© Leonie Woods

New York University’s Stern School of Business announced a radical new departure in its postgraduate teaching this year: its masters in management (MiM) degree was its first to be totally online.

“We are targeting a whole new market,” says Kim Corfman, Stern’s vice dean for MBA programmes and online learning. The aim, she adds, is to attract new student groups from outside the US, where MiM degrees are often more popular than the business school’s core MBA programme.

Stern is entering an increasingly crowded market, however: the online masters degree is coming of age.

While NYU Stern was unveiling its first purely digital degree, across the Atlantic in France, the first cohort of students were graduating from an online-only masters in innovation and entrepreneurship at HEC Paris.

Among the graduates was Efthymia Lioliou, a 44-year-old Greek-born, Paris-based biochemist. For Ms Lioliou, the 100 per cent online course was a way of fitting learning around raising two young children.

“If I was younger I might have done this by studying on campus,” she admits. “As it was, I could log on when my eldest daughter was at school and then work late at night when the children had gone to bed.”

The course shows that students are not necessarily coming from further afield, but rather they appreciate the flexibility of online study, says Marc Vanhuele, professor of marketing, who teaches on the course at HEC.

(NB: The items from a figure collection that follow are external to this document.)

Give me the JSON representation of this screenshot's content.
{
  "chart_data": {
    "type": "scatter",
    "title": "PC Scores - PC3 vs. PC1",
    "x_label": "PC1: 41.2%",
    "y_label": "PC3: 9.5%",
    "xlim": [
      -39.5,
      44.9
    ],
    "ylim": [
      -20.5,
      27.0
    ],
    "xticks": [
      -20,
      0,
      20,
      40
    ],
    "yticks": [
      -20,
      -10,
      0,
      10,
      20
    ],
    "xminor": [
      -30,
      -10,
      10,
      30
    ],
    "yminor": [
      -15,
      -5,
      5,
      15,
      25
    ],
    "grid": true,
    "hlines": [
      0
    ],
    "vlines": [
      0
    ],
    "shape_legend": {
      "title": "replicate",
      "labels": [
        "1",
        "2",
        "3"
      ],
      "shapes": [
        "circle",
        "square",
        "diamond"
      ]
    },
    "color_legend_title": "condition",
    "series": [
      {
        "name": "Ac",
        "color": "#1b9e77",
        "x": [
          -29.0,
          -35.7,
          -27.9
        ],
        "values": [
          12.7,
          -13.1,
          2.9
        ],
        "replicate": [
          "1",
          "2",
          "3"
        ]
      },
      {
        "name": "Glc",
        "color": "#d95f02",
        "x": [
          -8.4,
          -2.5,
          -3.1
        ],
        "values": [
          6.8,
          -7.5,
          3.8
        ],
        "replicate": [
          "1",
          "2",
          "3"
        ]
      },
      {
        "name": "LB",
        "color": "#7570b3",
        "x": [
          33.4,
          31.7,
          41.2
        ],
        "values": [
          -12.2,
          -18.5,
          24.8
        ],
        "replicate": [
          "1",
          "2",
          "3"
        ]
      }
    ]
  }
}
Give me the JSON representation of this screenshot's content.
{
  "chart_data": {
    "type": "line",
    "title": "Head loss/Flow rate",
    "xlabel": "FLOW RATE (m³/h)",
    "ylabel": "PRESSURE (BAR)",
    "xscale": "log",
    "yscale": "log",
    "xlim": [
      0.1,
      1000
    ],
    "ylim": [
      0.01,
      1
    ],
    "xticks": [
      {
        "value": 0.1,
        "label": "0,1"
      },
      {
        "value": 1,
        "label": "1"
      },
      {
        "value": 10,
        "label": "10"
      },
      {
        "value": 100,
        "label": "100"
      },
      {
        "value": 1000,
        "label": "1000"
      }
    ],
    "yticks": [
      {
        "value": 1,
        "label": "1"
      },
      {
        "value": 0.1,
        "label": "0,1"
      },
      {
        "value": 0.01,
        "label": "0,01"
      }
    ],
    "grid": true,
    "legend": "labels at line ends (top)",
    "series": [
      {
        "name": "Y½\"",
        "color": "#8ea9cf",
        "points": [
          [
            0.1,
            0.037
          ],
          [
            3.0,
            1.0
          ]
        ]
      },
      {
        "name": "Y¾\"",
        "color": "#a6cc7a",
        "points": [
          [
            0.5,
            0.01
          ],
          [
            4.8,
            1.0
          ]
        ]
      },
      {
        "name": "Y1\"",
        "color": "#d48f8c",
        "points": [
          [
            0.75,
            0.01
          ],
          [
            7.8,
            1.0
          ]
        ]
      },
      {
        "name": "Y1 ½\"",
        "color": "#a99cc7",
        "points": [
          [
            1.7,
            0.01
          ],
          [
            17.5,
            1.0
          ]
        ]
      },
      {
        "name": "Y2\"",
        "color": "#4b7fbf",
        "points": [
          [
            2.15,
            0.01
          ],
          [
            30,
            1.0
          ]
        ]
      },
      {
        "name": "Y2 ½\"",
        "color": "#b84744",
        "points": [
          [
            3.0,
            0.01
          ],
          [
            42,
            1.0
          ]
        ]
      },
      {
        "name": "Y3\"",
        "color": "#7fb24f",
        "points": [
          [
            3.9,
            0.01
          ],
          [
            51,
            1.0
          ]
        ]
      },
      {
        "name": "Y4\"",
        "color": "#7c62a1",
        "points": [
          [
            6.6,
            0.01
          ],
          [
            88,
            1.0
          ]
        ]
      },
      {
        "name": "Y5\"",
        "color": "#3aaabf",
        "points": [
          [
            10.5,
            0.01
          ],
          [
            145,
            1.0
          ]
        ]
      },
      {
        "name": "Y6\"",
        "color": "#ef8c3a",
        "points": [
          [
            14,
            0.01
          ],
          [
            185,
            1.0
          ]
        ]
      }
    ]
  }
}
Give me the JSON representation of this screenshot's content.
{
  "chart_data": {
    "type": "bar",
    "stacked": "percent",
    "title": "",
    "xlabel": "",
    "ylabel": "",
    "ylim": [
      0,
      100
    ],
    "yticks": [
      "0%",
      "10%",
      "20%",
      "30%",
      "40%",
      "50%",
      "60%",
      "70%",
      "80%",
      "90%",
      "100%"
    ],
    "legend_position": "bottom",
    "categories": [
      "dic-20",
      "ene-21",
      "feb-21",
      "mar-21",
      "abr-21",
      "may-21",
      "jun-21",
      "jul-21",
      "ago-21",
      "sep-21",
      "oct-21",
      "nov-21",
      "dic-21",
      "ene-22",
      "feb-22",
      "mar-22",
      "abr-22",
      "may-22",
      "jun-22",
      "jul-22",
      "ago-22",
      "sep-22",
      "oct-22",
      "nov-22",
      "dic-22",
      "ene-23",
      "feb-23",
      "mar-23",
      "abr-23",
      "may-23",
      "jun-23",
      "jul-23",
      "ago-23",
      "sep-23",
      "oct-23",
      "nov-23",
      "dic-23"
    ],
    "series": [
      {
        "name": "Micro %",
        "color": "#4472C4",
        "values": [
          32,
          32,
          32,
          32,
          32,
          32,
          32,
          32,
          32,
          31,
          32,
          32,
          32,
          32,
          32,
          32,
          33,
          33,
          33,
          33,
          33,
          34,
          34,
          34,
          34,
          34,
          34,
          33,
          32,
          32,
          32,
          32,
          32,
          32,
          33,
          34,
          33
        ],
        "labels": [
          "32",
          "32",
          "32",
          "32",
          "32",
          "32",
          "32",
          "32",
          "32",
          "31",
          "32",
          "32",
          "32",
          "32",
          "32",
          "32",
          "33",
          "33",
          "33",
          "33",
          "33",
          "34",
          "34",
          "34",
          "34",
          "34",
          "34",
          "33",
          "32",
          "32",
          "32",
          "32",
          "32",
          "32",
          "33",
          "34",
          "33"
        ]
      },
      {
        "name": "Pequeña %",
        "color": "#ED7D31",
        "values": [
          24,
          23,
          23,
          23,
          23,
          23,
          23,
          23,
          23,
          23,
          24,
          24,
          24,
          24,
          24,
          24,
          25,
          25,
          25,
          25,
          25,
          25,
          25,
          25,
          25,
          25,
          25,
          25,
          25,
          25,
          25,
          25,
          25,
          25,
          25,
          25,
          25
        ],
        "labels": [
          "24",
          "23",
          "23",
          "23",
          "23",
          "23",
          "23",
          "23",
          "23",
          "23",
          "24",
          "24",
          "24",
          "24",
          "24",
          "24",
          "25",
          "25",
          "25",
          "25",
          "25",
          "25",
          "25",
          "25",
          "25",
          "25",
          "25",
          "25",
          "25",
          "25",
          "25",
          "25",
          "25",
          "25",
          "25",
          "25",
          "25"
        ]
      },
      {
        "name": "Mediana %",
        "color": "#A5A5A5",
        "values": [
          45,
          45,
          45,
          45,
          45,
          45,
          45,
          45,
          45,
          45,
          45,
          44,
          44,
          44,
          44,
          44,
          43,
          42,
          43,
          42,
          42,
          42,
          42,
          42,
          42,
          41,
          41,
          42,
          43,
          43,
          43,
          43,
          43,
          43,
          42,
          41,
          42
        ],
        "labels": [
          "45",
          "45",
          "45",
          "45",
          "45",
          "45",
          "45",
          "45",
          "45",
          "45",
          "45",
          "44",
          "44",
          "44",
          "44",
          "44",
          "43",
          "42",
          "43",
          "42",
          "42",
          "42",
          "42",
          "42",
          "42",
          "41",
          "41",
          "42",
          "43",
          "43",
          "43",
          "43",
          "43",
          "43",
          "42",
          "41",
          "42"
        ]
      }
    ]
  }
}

“We are targeting active professionals,” he says, noting that the innovation and entrepreneurship course has regular deadlines to keep students on track, but enough slack to allow them to learn at a pace that suits them.

At €20,000, the tuition fees for the online masters degree are considerably less than the €69,500 HEC charges for its full-time MBA programme. The school makes up for this, however, by running much larger classes than the 65 people in the annual intake for the campus-based MBA.

“The idea was to create something that is scalable,” says Mr Vanhuele. His hope is to increase the online masters intake to a couple of hundred students a year, split between two cohorts.

Despite the decision by top tier business schools like HEC and NYU Stern to offer full degree programmes online this year, the evolution of digital education is still in its infancy.

Valérie Claude-Gaudillat, a professor of strategy and director of the Institute for Innovation, Design and Entrepreneurship at Audencia, a business school in France, has experienced the limitations of technology first-hand.

She had a robot in her management class for a joint masters degree course with engineering and architecture. The experiment was “disappointing”, Ms Claude-Gaudillat admits.

The example shows that classroom communication using technology is not yet as seamless as human interaction. “It was meant to interact with students, but its responses had to be pre-recorded, so it had lots of limitations in what it could do.”

When the course finished, the android educator was ditched. “When I asked students afterwards what they most liked about the course, they said the group experience,” Ms Claude-Gaudillat explains.

She suggests that online education is passing through the kind of “hype cycle” that technology consultancy Gartner created to explain the evolutions of digital breakthroughs.

The cycle starts with an “innovation trigger” and rises quickly to a peak of “inflated expectations”. It then drops into the “trough of disillusionment”, before recovering through a “slope of enlightenment” to the final phase — the “plateau of productivity”.

Online education is just beginning to travel up the slope of enlightenment, according to Ms Claude-Gaudillat.

30%Students at ESCP Europe who will learn at least partially online by 2022

Frank Bournois is dean of ESCP Europe business school, which celebrates the 200th anniversary of its founding in Paris this year. Despite claiming to be the world’s oldest business school, ESCP wants to remain a modern education institution. For some courses it blends classroom teaching with online learning using the Coursera platform, Mr Bournois notes.

He advises business schools to focus on making the teaching content as good as possible, rather than trying to become a technology supplier in their own right. “The risk for schools is that they become production studios for online courses,” he says. Costs can escalate if schools take this route because they need to maintain their kit.

“Of course, our professors need to think a lot about what their students should see [in online courses],” he adds. “But that does not mean that the school needs to employ people to make the videos.”

He predicts that about 30 per cent of ESCP’s students will learn at least partly online by 2022. At the moment, 27 per cent of students are taught either wholly or partially online. Over the same timeframe, he expects class sizes on campus to increase so that in-person teaching becomes more efficient. He predicts numbers will rise from the 25 to 40 people at present to about 100.

Even as online learning evolves, he says, classroom teaching will always have a place in business education.